Despite these challenges, the past few years have seen a surge of venture capital activity abroad. While some of these efforts may have had more "sizzle than substance," elsewhere, real venture industries are being established. The changes in Germany, India, and Israel over the past half-dozen years are perhaps the most dramatic. In each case, real value has been created by new ventures, and these successes have in turn spurred cultural, economic, and regulatory changes that make continuing venture capital success in these markets likely.

Q: Who is your target audience—who can benefit by reading The Money of Invention and why?

A: Our book has three goals: First, it seeks to explain how the venture capital industry has historically worked. Entrepreneurs often have misconceptions about the role that venture capitalists play in new ventures. Our book provides a framework for entrepreneurs to understand the venture capital process. But rather than emphasizing an excessively rosy or dour view, we seek to present a balanced perspective. We highlight both the powerful ways in which the venture industry has worked, as well as the distortions that periodically grip the industry.

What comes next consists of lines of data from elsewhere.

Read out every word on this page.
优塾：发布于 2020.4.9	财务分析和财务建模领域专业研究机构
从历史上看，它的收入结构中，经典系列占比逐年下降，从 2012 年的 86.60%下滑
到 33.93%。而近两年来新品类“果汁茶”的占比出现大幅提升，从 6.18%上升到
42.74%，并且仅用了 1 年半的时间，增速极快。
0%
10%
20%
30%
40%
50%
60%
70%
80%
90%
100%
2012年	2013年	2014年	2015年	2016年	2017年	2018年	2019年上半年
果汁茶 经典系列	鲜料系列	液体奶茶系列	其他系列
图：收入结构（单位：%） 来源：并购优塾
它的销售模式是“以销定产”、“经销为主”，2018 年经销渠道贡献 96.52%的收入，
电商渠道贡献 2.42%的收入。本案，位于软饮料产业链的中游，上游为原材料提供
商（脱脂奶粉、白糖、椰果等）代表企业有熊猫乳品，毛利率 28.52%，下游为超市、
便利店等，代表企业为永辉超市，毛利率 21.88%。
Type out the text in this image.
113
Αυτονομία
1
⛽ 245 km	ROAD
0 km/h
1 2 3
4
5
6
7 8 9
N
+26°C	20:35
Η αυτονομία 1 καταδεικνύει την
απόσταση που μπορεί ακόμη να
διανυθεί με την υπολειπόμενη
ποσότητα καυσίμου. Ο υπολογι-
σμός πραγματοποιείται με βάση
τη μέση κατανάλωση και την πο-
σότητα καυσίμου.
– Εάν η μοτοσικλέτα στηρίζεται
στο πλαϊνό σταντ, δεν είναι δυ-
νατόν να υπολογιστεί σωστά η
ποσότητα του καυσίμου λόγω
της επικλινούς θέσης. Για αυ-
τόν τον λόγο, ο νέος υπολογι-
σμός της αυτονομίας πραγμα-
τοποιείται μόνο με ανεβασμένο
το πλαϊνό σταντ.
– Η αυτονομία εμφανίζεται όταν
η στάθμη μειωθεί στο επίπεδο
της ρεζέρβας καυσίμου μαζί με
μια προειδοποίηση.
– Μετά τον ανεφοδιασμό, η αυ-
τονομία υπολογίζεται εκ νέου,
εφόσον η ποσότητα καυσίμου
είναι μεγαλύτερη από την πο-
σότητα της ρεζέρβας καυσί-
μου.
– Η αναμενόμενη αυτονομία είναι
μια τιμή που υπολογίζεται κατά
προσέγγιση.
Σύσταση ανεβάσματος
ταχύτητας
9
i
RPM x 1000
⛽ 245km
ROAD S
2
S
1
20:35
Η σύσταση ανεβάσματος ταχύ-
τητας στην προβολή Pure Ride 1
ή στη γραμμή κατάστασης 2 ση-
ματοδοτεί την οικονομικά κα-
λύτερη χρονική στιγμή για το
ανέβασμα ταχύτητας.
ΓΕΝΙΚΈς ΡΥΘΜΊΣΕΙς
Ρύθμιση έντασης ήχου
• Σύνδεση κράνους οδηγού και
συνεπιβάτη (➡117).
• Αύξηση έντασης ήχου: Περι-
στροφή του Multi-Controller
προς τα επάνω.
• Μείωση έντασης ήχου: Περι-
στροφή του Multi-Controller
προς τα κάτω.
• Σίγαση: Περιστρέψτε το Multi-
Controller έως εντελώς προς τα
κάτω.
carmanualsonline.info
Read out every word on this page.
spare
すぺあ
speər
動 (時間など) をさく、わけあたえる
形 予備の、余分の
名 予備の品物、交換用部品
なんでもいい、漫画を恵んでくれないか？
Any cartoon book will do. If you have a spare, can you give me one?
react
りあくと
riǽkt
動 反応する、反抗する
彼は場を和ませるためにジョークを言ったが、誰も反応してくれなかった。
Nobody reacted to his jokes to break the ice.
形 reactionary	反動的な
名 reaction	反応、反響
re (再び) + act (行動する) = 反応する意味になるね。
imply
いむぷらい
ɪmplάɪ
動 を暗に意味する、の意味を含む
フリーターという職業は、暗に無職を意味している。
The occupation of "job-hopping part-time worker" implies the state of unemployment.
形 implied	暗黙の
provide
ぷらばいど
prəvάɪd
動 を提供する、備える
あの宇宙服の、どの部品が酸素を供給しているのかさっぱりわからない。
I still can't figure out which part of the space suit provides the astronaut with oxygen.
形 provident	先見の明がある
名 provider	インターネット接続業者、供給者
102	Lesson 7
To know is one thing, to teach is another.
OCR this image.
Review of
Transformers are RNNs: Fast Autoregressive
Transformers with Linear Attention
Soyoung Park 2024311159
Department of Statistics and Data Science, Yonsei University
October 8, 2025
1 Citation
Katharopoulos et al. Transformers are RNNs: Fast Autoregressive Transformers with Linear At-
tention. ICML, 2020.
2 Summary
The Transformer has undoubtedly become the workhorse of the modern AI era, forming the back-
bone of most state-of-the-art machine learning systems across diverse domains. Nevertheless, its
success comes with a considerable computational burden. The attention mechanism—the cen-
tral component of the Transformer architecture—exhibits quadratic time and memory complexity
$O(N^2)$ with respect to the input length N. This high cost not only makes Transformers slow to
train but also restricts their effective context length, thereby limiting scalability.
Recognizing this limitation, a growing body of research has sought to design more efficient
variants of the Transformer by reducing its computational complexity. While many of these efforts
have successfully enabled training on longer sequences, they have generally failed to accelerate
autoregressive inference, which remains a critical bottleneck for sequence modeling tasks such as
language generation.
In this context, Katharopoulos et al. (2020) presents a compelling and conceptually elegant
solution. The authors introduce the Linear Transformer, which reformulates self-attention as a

This is geared to those who would like to get a comprehensive and systematic introduction to the industry's workings.

Second, many efforts have been launched in the past decade to "transplant" the venture model: to adapt the key features of the venture capital approach within large corporations, academic institutions and hospitals, and nations without a strong entrepreneurial tradition. Many of these efforts have been costly failures. The book seeks to provide guidance to would-be "emulators"—corporate managers, university administrators, and policy makers—about how to adopt the best of venture capital and avoid the common pitfalls that frequently entrap the unwary.

Third, the book seeks to map out the likely future evolution of the venture capital industry, and the strategies that venture capitalists can take to insure that their organizations succeed in today's new and challenging era. Many venture capitalists today are grappling with these issues.